今回は Chapter 6: The Function of Survival Motor Neuron Complex and Its Role in Spinal Muscular Atrophy Pathogenesis です。この章はかなり手こずりました。Wikipedia記事こちらの論文もつまみ読みして、おぼろげながら理解したことを読書メモ代わりに書きます。

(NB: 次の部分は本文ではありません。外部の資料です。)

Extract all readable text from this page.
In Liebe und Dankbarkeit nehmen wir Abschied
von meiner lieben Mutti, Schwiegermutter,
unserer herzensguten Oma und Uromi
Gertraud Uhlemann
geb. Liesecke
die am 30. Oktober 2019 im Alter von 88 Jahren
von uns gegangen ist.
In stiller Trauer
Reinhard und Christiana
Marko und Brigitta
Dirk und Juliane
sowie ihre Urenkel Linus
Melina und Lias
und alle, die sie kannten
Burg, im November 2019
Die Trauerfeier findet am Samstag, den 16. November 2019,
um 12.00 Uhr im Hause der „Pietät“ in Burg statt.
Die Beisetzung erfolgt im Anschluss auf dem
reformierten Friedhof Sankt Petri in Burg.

/* 例によって私の個人的な理解をもとに記述しています。間違いを指摘していただける方がいらっしゃると大変助かります。 */

SMN遺伝子から作られるSMNタンパク質は、他のいくつかのタンパク質と結合して、より大きな複合体「SMN complex」を作るそうです。SMN copmlexは体内でsnRNP(small nuclear ribonucleo proteins:低分子リボ核タンパク質)の生成に深く関係していて、このsnRNPというのは、遺伝子からタンパク質を作る際に行われるスプライシングで必要になる物質だそうです。ここがちょっとややこしいのですが、スプライシングと言うと、SMN遺伝子からSMNタンパク質が合成される話でも出てきました。その時は、SMN2遺伝子から転写によってできたpre-mRNAが、スプライシングによってmRNAに切り詰められる際に、エクソン7がスキップされてしまうというものでした(つまり、SMAはスプライシングに2つの意味で関わっているということなのですが、このことが最初まったく理解できず、読んでいてとても混乱しました)。SMN1の欠損によってSMN遺伝子が不足すると、snRNPの生成が滞って全てのタンパク質の合成で支障が出るんじゃないの?と思っちゃいます。でも、そうなると運動ニューロンどころの騒ぎではありません。実際には影響が出るの(ほぼ)運動ニューロンだけのようなので、どうもそうではないようです。

SMNタンパク質はsnRNP以外のRNP(リボ核タンパク質)の合成にも関係しているらしく、この章の筆者によると、これがSMA発症の原因じゃないかと思われているみたいです。また、こちらの論文では、脊髄中で、運動ニューロンだけ選択的にエクソン7の欠落が多く発生するとの報告があり、これも原因の一つなのかもしれません。さらに、ちょうど最近でたニュース記事↓によると、SMNタンパク質は細胞内で特定の物質を運ぶ役目も持っているらしく、これが原因じゃないかとの話もあるようです。
smanewstoday.com
この記事によると、下位運動ニューロンは筋肉に信号を伝えるために軸索を長く伸ばしており、SMNタンパク質が不足していると、軸索の先端まで必要な物質を届けることができなくなり、それによってニューロンが死んでしまうとのこと。

これだけいろいろな話が出てくるということは、SMNタンパク質の不足によってSMAが発症する理由は、まだきちんと解明されてないということなのかもしれません。